1 Kloc M, Uosef A, Kubiak JZ, Ghobrial RM. Exaptation of Retroviral Syncytin for Development of Syncytialized Placenta, Its Limited Homology to the SARS-CoV-2 Spike Protein and Arguments against Disturbing Narrative in the Context of COVID-19 Vaccination. Biology (Basel). 2021 Mar 19;10(3):238. doi: 10.3390/biology10030238. PMID: 33808658; PMCID: PMC8003504.

2 Iossifov I, et al., The contributions of de novo coding mutations to autism spectrum disorder. Nature. (2014) 515(7526)

3 De Rubeis S, et al., Synaptic, transcriptional and chromatin genes in autism.
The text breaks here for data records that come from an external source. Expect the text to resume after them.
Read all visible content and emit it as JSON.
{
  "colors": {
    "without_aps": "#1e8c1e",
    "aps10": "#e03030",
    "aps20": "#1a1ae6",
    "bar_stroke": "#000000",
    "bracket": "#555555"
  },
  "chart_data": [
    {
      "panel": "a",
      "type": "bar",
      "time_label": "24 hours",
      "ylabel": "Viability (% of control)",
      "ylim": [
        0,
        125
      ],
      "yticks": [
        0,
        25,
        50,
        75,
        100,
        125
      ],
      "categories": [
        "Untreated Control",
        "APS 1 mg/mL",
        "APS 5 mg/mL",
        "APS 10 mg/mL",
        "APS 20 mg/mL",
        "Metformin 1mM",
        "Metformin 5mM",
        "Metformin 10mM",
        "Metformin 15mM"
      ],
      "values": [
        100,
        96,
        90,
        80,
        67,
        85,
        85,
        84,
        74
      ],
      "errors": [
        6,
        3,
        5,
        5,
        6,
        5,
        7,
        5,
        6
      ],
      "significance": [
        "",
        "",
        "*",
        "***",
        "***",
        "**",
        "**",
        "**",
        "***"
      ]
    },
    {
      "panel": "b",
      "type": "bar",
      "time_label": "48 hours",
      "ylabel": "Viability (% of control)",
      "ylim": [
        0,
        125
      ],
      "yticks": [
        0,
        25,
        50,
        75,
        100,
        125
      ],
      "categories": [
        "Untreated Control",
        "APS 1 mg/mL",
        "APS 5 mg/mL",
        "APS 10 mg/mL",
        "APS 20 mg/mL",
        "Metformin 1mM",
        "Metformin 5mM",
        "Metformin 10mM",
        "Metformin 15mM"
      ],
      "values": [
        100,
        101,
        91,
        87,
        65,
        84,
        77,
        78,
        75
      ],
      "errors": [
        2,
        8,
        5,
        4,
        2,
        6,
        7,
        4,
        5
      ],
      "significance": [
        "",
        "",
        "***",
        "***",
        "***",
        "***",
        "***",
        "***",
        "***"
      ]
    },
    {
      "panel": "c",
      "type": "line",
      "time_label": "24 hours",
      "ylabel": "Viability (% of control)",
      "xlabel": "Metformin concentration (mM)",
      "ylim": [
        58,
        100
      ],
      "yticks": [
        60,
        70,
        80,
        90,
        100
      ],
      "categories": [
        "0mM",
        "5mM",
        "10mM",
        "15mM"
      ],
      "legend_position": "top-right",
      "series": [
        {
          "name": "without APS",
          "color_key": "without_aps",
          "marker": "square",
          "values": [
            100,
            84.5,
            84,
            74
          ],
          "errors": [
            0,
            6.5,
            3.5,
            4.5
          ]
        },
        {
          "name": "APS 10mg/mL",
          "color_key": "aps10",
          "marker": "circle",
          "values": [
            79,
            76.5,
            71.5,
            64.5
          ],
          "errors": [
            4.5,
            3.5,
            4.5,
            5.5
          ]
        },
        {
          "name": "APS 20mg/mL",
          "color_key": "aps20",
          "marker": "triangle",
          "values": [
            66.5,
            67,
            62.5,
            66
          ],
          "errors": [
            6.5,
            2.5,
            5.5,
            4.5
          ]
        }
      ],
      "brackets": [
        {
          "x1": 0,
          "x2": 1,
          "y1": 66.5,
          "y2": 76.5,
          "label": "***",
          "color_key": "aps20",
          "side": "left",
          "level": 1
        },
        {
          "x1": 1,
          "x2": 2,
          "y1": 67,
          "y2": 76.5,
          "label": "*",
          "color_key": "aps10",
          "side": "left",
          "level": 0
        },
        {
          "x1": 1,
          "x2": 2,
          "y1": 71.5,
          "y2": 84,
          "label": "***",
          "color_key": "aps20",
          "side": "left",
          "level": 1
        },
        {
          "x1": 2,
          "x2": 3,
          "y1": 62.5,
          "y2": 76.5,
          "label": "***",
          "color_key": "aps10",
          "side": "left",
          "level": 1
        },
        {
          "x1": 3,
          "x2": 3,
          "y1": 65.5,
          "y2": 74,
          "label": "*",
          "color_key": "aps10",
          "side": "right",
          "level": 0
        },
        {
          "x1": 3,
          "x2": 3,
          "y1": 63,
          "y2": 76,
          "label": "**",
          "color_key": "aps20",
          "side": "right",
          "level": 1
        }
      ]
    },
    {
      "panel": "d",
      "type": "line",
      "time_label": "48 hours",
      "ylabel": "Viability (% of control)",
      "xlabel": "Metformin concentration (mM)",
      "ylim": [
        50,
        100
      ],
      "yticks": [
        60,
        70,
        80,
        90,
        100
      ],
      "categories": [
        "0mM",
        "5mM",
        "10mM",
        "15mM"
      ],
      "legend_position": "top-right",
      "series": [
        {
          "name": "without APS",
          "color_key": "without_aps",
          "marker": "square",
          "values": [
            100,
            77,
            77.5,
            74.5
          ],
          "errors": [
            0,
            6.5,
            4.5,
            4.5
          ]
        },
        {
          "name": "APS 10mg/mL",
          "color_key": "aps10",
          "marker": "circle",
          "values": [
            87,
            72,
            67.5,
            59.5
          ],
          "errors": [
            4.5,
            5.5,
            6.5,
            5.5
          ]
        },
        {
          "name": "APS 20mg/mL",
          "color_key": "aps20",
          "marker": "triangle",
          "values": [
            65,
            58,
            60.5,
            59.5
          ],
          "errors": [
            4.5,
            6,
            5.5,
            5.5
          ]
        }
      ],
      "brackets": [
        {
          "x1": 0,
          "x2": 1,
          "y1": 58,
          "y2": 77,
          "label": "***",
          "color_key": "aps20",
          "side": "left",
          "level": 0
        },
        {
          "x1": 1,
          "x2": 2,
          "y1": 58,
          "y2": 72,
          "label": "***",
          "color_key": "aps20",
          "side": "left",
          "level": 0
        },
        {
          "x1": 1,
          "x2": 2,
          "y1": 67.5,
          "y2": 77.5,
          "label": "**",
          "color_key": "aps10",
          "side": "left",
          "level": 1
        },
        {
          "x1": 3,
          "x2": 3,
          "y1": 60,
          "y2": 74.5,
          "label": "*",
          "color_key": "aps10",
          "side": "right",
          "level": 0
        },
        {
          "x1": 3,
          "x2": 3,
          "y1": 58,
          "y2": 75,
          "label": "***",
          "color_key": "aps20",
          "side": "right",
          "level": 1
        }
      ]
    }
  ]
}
Nature. (2014) 515(7526)

4 Bauman MD, et al., Maternal antibodies from mothers of children with autism alter brain growth and social behavior development in the rhesus monkey. Transl Psychiatry. (2013) 9;3

5 Sellaturay, P., Nasser, S., Islam, S., Gurugama, P. and Ewan, P.W. (2021), Polyethylene glycol (PEG) is a cause of anaphylaxis to the Pfizer/BioNTech mRNA COVID-19 vaccine. Clin Exp Allergy, 51: 861-863. https://doi.org/10.1111/cea.13874

6 Turner, J.S., Kim, W., Kalaidina, E. et al. SARS-CoV-2 infection induces long-lived bone marrow plasma cells in humans. Nature (2021). https://doi.org/10.1038/s41586-021-03647-4

7 Hinman A., et al., Comparison of Vaccination with Measles-Mumps-Rubella Vaccine at 9, 12, and 15 Months of Age. J Infect Dis. (2004) 189

8 De Serres, et al., Passive immunity against measles during the first 8 months of life of infants born to vaccinated mother or to mothers who sustained measles. Vaccine. (1997) 15(6-7):620-3.